Calendars require 1/4th of an inch bleed edge per side and 3/8th of an inch on the bottom.
The bleed edge should be considered to exist inside the image itself. If you wish to add a border to your image, that is acceptable, but not required.
In the case of calendars, the 3/8th of an inch on the bottom is reserved for the spiral binding. You are encouraged to make use of the full format very well, as long as elements such as text (such as copyrights, signatures, titles, etc.) or any other important parts of the image are not located too close to the print edge and in the spiral binding area.
If the above information is too technical and complicated for you, please download our 'Product Templates' PSD or JPG packs which contain calendar templates with the mentioned design spec outlines.
Design and Layout
Our calendars consist of 14 printed pages: 1 front cover, 1 back cover and a page for each month, making that 12 pages. Additionally, our calendars have an extra heavy protection backing sheet for safe hanging.

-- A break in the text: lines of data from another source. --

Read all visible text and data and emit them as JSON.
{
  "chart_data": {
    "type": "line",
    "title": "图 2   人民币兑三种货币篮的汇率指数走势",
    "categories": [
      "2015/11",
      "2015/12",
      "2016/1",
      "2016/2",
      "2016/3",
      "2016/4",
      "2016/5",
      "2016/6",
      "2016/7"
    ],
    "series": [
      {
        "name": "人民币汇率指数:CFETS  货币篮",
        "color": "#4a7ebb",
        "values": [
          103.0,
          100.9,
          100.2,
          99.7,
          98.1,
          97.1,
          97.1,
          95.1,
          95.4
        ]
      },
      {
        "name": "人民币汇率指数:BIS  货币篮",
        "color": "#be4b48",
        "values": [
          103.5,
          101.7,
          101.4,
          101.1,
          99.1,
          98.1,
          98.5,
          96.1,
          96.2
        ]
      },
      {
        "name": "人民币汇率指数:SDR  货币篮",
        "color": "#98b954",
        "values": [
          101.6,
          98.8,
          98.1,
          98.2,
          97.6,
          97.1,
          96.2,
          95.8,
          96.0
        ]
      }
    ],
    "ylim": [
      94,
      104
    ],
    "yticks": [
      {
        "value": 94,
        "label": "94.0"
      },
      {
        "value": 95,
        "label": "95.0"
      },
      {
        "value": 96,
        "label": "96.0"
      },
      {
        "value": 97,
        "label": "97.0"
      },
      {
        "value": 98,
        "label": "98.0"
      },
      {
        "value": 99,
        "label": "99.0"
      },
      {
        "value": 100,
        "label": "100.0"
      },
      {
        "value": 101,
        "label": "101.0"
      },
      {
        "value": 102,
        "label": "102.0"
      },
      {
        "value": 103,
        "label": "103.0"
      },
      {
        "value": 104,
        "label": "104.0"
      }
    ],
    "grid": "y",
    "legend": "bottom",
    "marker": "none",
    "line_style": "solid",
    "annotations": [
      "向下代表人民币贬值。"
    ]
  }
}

You, the artist, create and submit the artistic images for these pages, and our print lab prints the calendar elements on the back of these pages, which contain the years, months dates and days just like any ordinary calendar. Holidays are not marked in our calendars. You are free to incorporate the year and month names in your calendar page artwork, but we highly recommend you leave out the year for the sake of universality so your calendar could be used for any year, which would also save you the time and hassle of updating your calendar(s) every year.
The design of the front and back cover is entirely up to you, keeping the technical specs mentioned above in mind.
A calendar's 12 month pages should consist of 12 individual artistic images. The front and back cover can consist of or contain artworks already used within the 12-month set.
To submit a calendar, you only have to submit one single deviation to an appropriate category.
When submitting Calendars, do not submit them to the Designs & Interfaces gallery, unless the core artwork itself would belong to that gallery or if your Calendar is a compilation of images from multiple mediums. Calendars should simply be submitted to the section the contained artwork would belong to.
It's safe to assume barely anyone would think of browsing Designs & Interfaces when looking for an animal photography or fantasy paintings themed Calendar, for example.
If you happen to have calendars from previous years still available for sale and they have the year put on any page, we strongly urge you to update them all as well as the deviation/print title to reflect the correct year, 2009 in this case. This will help prevent major confusion for potential buyers.